Angiotensin-converting enzyme in epithelial and neuroepithelial cells

Angiotensin-converting enzyme in epithelial and neuroepithelial cells

R Defendini et al. Neuroendocrinology. 1983 Jul.

Abstract

Angiotensin-converting enzyme (CE) occurs in three types of cell: endothelial, epithelial, and neuroepithelial. In all three, it appears to be bound to plasma membrane. With antisera to the human enzyme, CE is demonstrated in paraffin sections on the apical surface of epithelial cells in the proximal tubule of the kidney, the mucosa of the small intestine, the syncytial trophoblast of the placenta, and the choroid plexus. Epithelial CE is characteristically found on microvillous surfaces in contact with an effluent, well placed to act on substrate in flux. In the brain, CE occurs in nerve fibers and terminals, mainly mesiobasally and in basal ganglia.

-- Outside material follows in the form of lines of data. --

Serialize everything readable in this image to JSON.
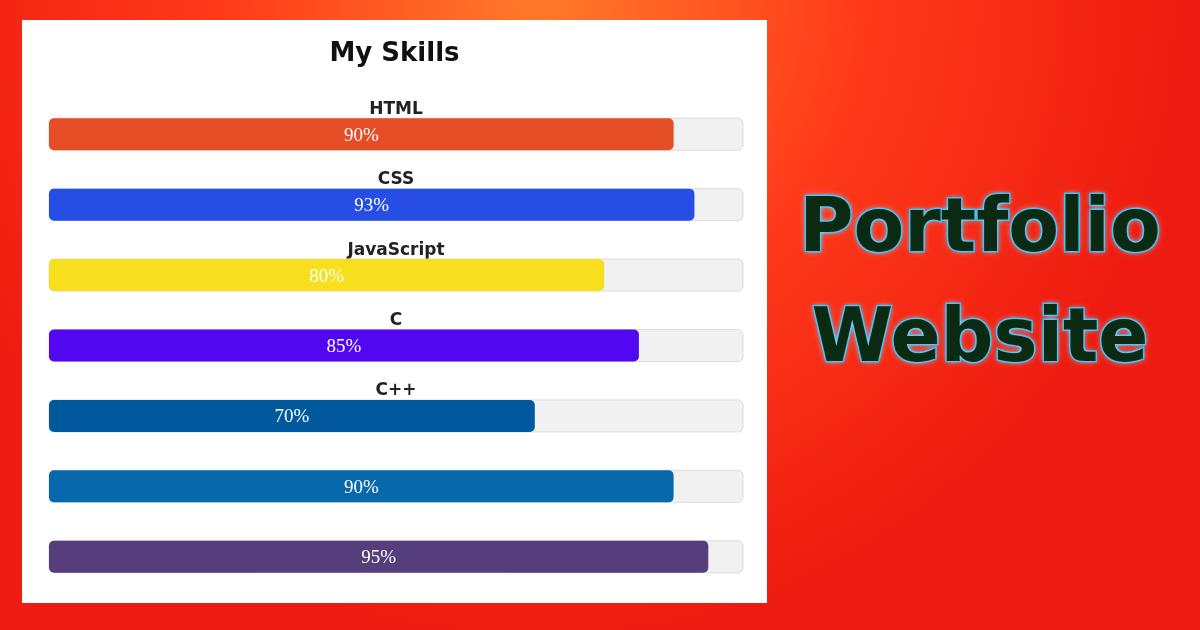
{
  "chart_data": {
    "type": "bar",
    "orientation": "horizontal",
    "title": "My Skills",
    "categories": [
      "HTML",
      "CSS",
      "JavaScript",
      "C",
      "C++",
      null,
      null
    ],
    "values": [
      90,
      93,
      80,
      85,
      70,
      90,
      95
    ],
    "colors": [
      "#e44d26",
      "#264de4",
      "#f7df1e",
      "#5108f0",
      "#00599c",
      "#0868ac",
      "#563d7c"
    ],
    "value_labels": [
      "90%",
      "93%",
      "80%",
      "85%",
      "70%",
      "90%",
      "95%"
    ],
    "xlim": [
      0,
      100
    ],
    "tick_labels": "y",
    "annotations": [
      "Portfolio Website"
    ]
  }
}
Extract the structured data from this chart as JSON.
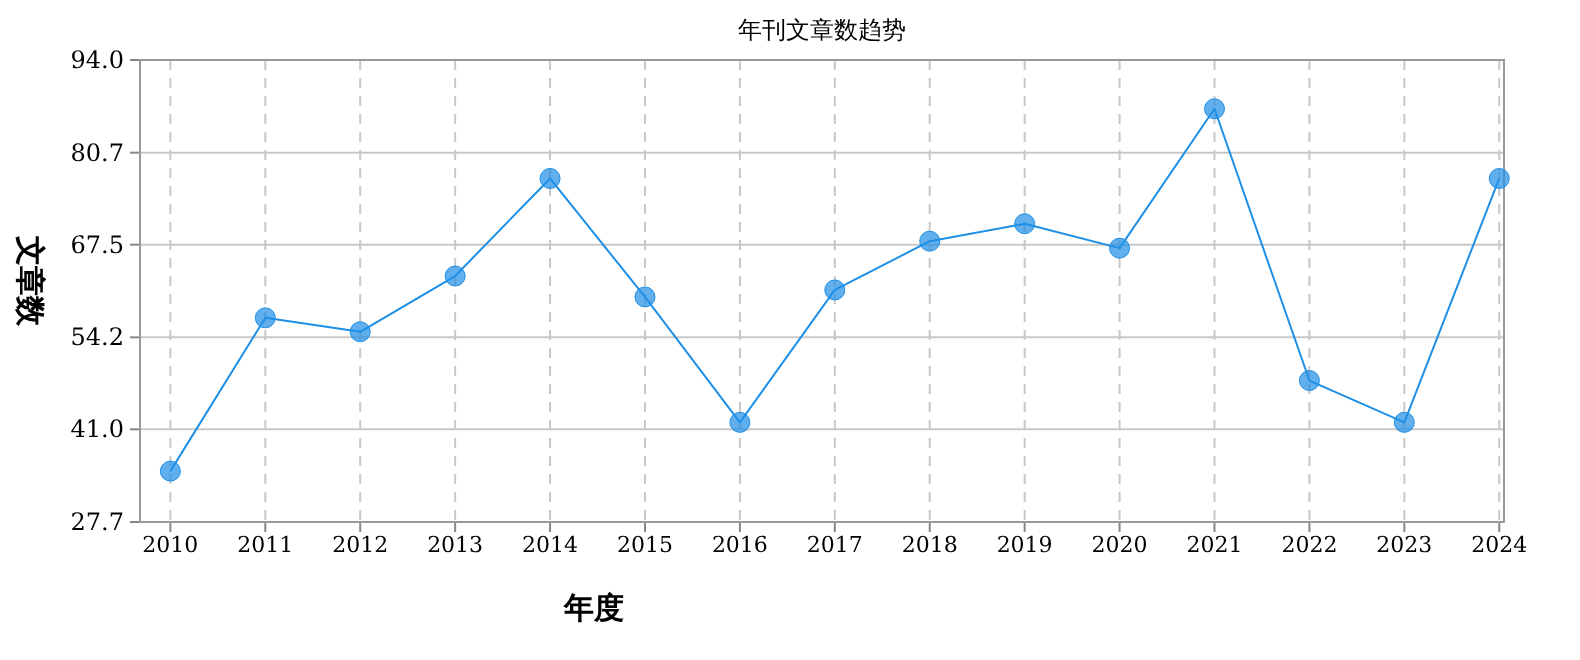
{
  "chart_data": {
    "type": "line",
    "title": "年刊文章数趋势",
    "xlabel": "年度",
    "ylabel": "文章数",
    "categories": [
      "2010",
      "2011",
      "2012",
      "2013",
      "2014",
      "2015",
      "2016",
      "2017",
      "2018",
      "2019",
      "2020",
      "2021",
      "2022",
      "2023",
      "2024"
    ],
    "series": [
      {
        "color": "#1e8fe6",
        "values": [
          35,
          57,
          55,
          63,
          77,
          60,
          42,
          61,
          68,
          70.5,
          67,
          87,
          48,
          42,
          77
        ]
      }
    ],
    "ylim": [
      27.7,
      94.0
    ],
    "yticks": [
      {
        "value": 27.7,
        "label": "27.7"
      },
      {
        "value": 41.0,
        "label": "41.0"
      },
      {
        "value": 54.2,
        "label": "54.2"
      },
      {
        "value": 67.5,
        "label": "67.5"
      },
      {
        "value": 80.7,
        "label": "80.7"
      },
      {
        "value": 94.0,
        "label": "94.0"
      }
    ],
    "grid": true,
    "marker": "circle"
  }
}
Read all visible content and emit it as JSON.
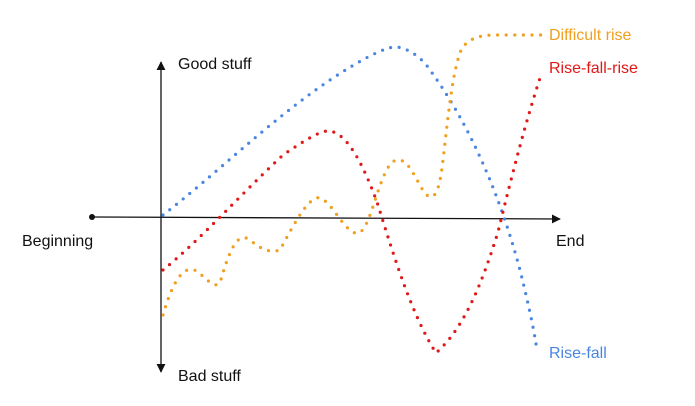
{
  "axes": {
    "top_label": "Good stuff",
    "bottom_label": "Bad stuff",
    "left_label": "Beginning",
    "right_label": "End"
  },
  "curves": [
    {
      "name": "Difficult rise",
      "color": "#f0a020",
      "shape": "wobbly dip then steep climb to a high plateau"
    },
    {
      "name": "Rise-fall-rise",
      "color": "#e01818",
      "shape": "rises to a peak, falls to a deep trough, then climbs above start"
    },
    {
      "name": "Rise-fall",
      "color": "#4a86e0",
      "shape": "steady rise to a high peak, then steep fall to a low end"
    }
  ]
}
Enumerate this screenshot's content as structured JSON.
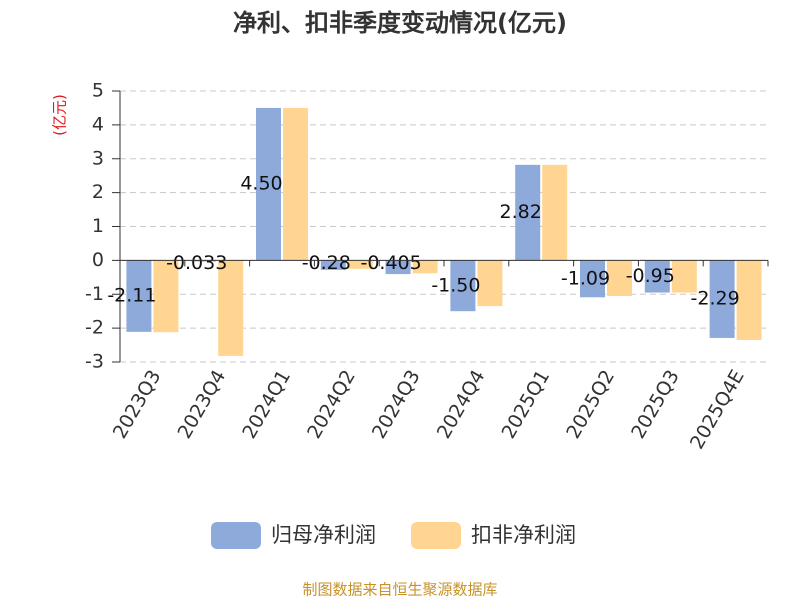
{
  "chart_data": {
    "type": "bar",
    "title": "净利、扣非季度变动情况(亿元)",
    "y_label": "(亿元)",
    "source": "制图数据来自恒生聚源数据库",
    "categories": [
      "2023Q3",
      "2023Q4",
      "2024Q1",
      "2024Q2",
      "2024Q3",
      "2024Q4",
      "2025Q1",
      "2025Q2",
      "2025Q3",
      "2025Q4E"
    ],
    "series": [
      {
        "name": "归母净利润",
        "color": "#8eaadb",
        "values": [
          -2.11,
          -0.033,
          4.5,
          -0.28,
          -0.405,
          -1.5,
          2.82,
          -1.09,
          -0.95,
          -2.29
        ],
        "value_labels": [
          "-2.11",
          "-0.033",
          "4.50",
          "-0.28",
          "-0.405",
          "-1.50",
          "2.82",
          "-1.09",
          "-0.95",
          "-2.29"
        ]
      },
      {
        "name": "扣非净利润",
        "color": "#ffd591",
        "values": [
          -2.12,
          -2.82,
          4.5,
          -0.25,
          -0.38,
          -1.35,
          2.82,
          -1.05,
          -0.95,
          -2.35
        ]
      }
    ],
    "ylim": [
      -3,
      5
    ],
    "yticks": [
      -3,
      -2,
      -1,
      0,
      1,
      2,
      3,
      4,
      5
    ],
    "grid": true
  }
}
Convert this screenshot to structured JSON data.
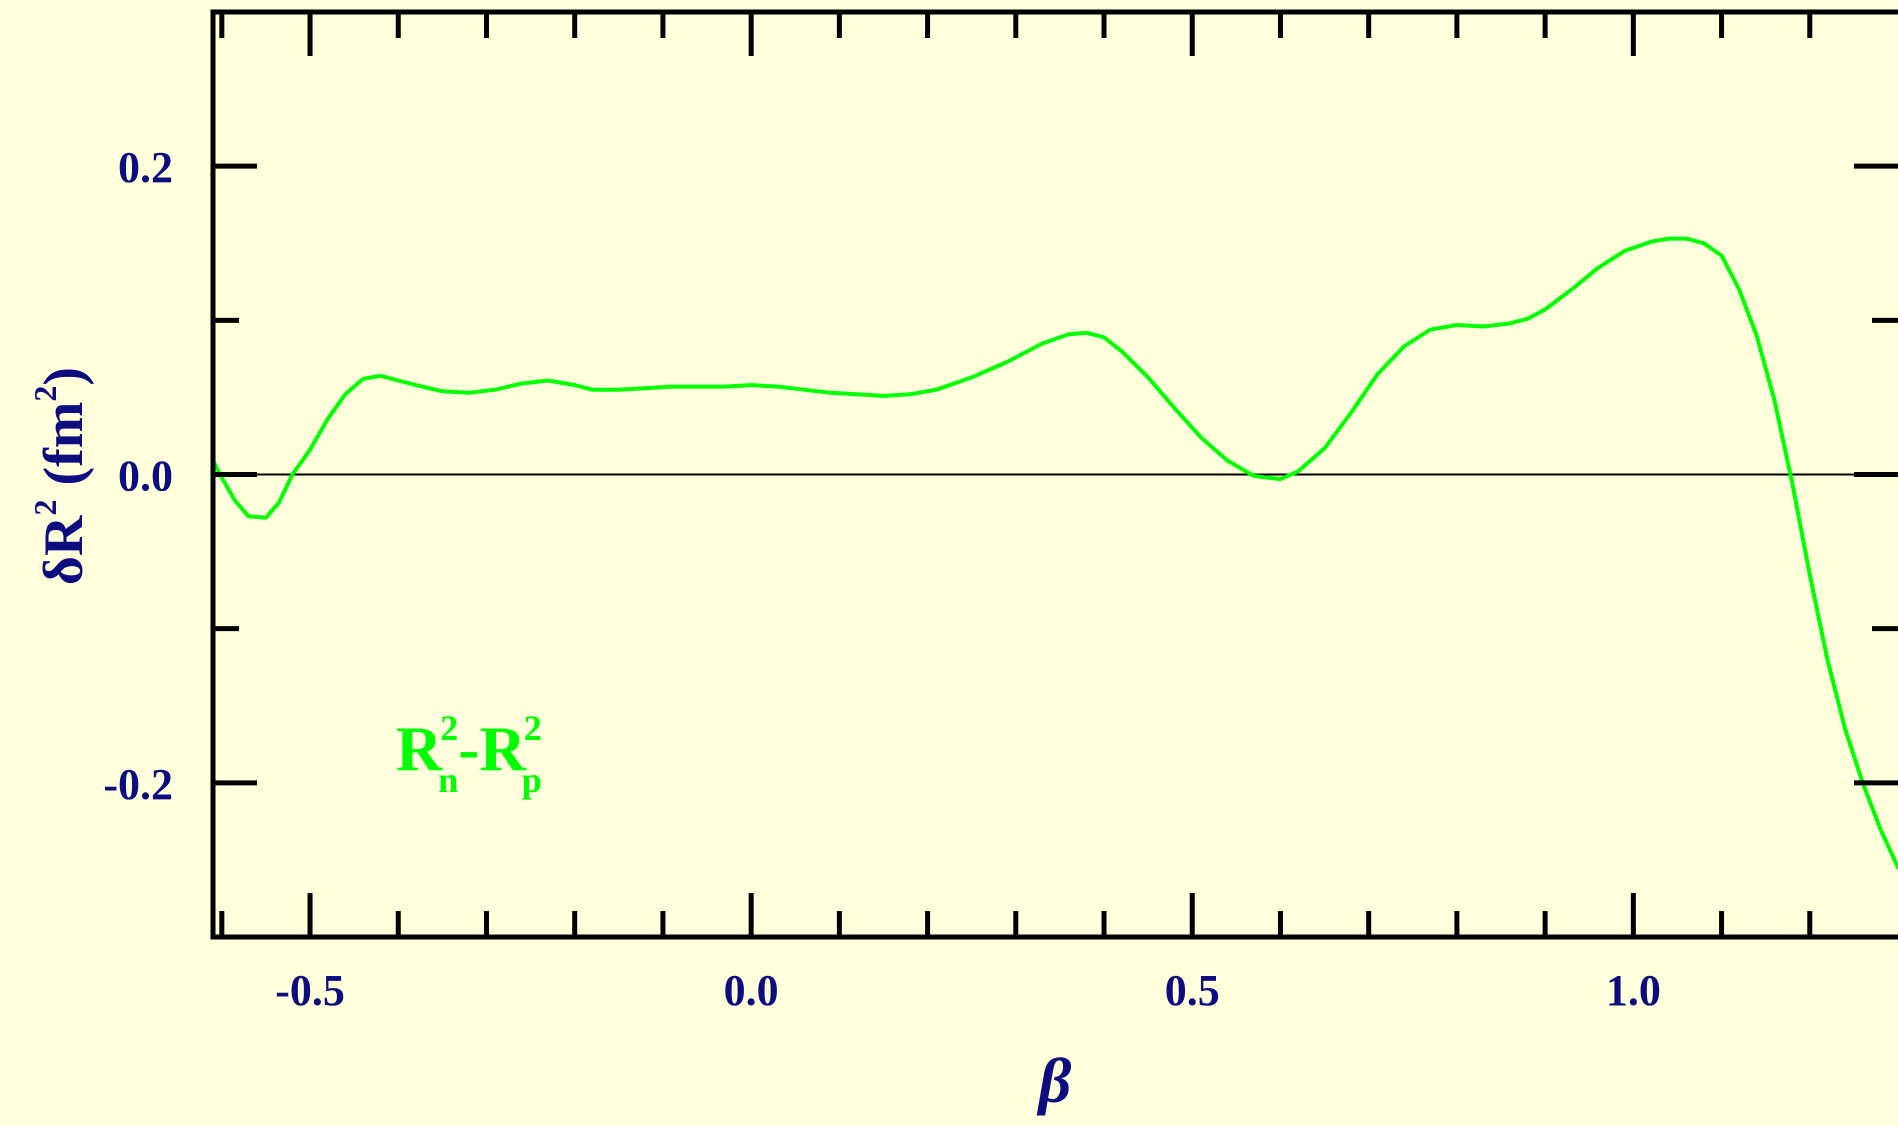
{
  "chart_data": {
    "type": "line",
    "xlabel": "β",
    "ylabel": {
      "prefix": "δR",
      "sup": "2",
      "unit_open": " (fm",
      "unit_sup": "2",
      "unit_close": ")"
    },
    "xlim": [
      -0.61,
      1.3
    ],
    "ylim": [
      -0.3,
      0.3
    ],
    "x_ticks": {
      "major": [
        -0.5,
        0.0,
        0.5,
        1.0
      ],
      "minor_step": 0.1
    },
    "y_ticks": {
      "major": [
        -0.2,
        0.0,
        0.2
      ],
      "minor_step": 0.1
    },
    "x_tick_labels": [
      "-0.5",
      "0.0",
      "0.5",
      "1.0"
    ],
    "y_tick_labels": [
      "-0.2",
      "0.0",
      "0.2"
    ],
    "reference_line": 0.0,
    "colors": {
      "line": "#00ff00",
      "axis": "#000000",
      "text": "#0d0d80",
      "background": "#ffffdc"
    },
    "annotation": {
      "base1": "R",
      "sup1": "2",
      "sub1": "n",
      "minus": "-",
      "base2": "R",
      "sup2": "2",
      "sub2": "p"
    },
    "series": [
      {
        "x": [
          -0.61,
          -0.6,
          -0.585,
          -0.57,
          -0.55,
          -0.535,
          -0.52,
          -0.5,
          -0.48,
          -0.46,
          -0.44,
          -0.42,
          -0.4,
          -0.38,
          -0.35,
          -0.32,
          -0.29,
          -0.26,
          -0.23,
          -0.2,
          -0.18,
          -0.15,
          -0.12,
          -0.09,
          -0.06,
          -0.03,
          0.0,
          0.03,
          0.06,
          0.09,
          0.12,
          0.15,
          0.18,
          0.21,
          0.25,
          0.29,
          0.33,
          0.36,
          0.38,
          0.4,
          0.42,
          0.45,
          0.48,
          0.51,
          0.54,
          0.57,
          0.6,
          0.62,
          0.65,
          0.68,
          0.71,
          0.74,
          0.77,
          0.8,
          0.83,
          0.86,
          0.88,
          0.9,
          0.93,
          0.96,
          0.99,
          1.02,
          1.04,
          1.06,
          1.08,
          1.1,
          1.12,
          1.14,
          1.16,
          1.18,
          1.2,
          1.22,
          1.24,
          1.26,
          1.28,
          1.3
        ],
        "y": [
          0.009,
          -0.002,
          -0.017,
          -0.027,
          -0.028,
          -0.018,
          0.0,
          0.016,
          0.036,
          0.052,
          0.062,
          0.064,
          0.061,
          0.058,
          0.054,
          0.053,
          0.055,
          0.059,
          0.061,
          0.058,
          0.055,
          0.055,
          0.056,
          0.057,
          0.057,
          0.057,
          0.058,
          0.057,
          0.055,
          0.053,
          0.052,
          0.051,
          0.052,
          0.055,
          0.063,
          0.073,
          0.085,
          0.091,
          0.092,
          0.089,
          0.08,
          0.063,
          0.043,
          0.024,
          0.009,
          -0.001,
          -0.003,
          0.002,
          0.017,
          0.04,
          0.065,
          0.083,
          0.094,
          0.097,
          0.096,
          0.098,
          0.101,
          0.107,
          0.12,
          0.134,
          0.145,
          0.151,
          0.153,
          0.153,
          0.15,
          0.142,
          0.12,
          0.09,
          0.048,
          -0.005,
          -0.065,
          -0.12,
          -0.165,
          -0.2,
          -0.23,
          -0.255
        ]
      }
    ]
  }
}
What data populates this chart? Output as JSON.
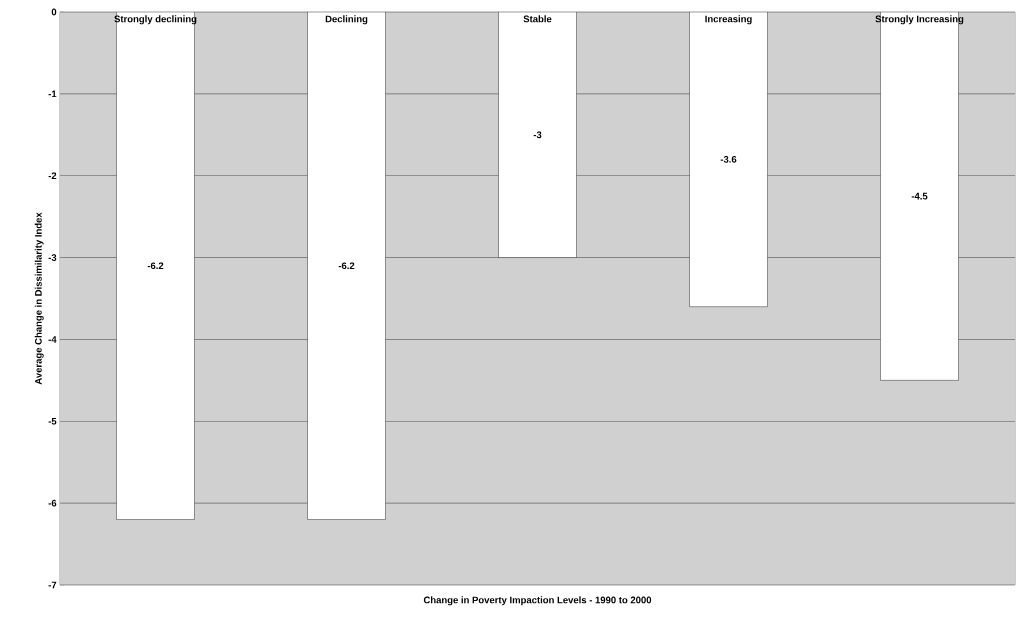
{
  "chart_data": {
    "type": "bar",
    "xlabel": "Change in Poverty Impaction Levels - 1990 to 2000",
    "ylabel": "Average Change in Dissimilarity Index",
    "categories": [
      "Strongly declining",
      "Declining",
      "Stable",
      "Increasing",
      "Strongly Increasing"
    ],
    "values": [
      -6.2,
      -6.2,
      -3,
      -3.6,
      -4.5
    ],
    "color": "#ffffff",
    "ylim": [
      -7,
      0
    ],
    "yticks": [
      -7,
      -6,
      -5,
      -4,
      -3,
      -2,
      -1,
      0
    ],
    "grid": "y",
    "data_labels": true
  }
}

Mesiobasal CE coincides with other components of the renin-angiotensin system (RAS) in the choroid/ventricular fluid, the subfornical organ, and the magnocellular neurosecretory system of the hypothalamus. Extrapyramidal CE, however, may not be related to the RAS. In the substantia nigra and the globus pallidus, the enzyme has the same cellular distribution as two putative neuromodulators, substance P and enkephalin, the latter a known substrate of CE.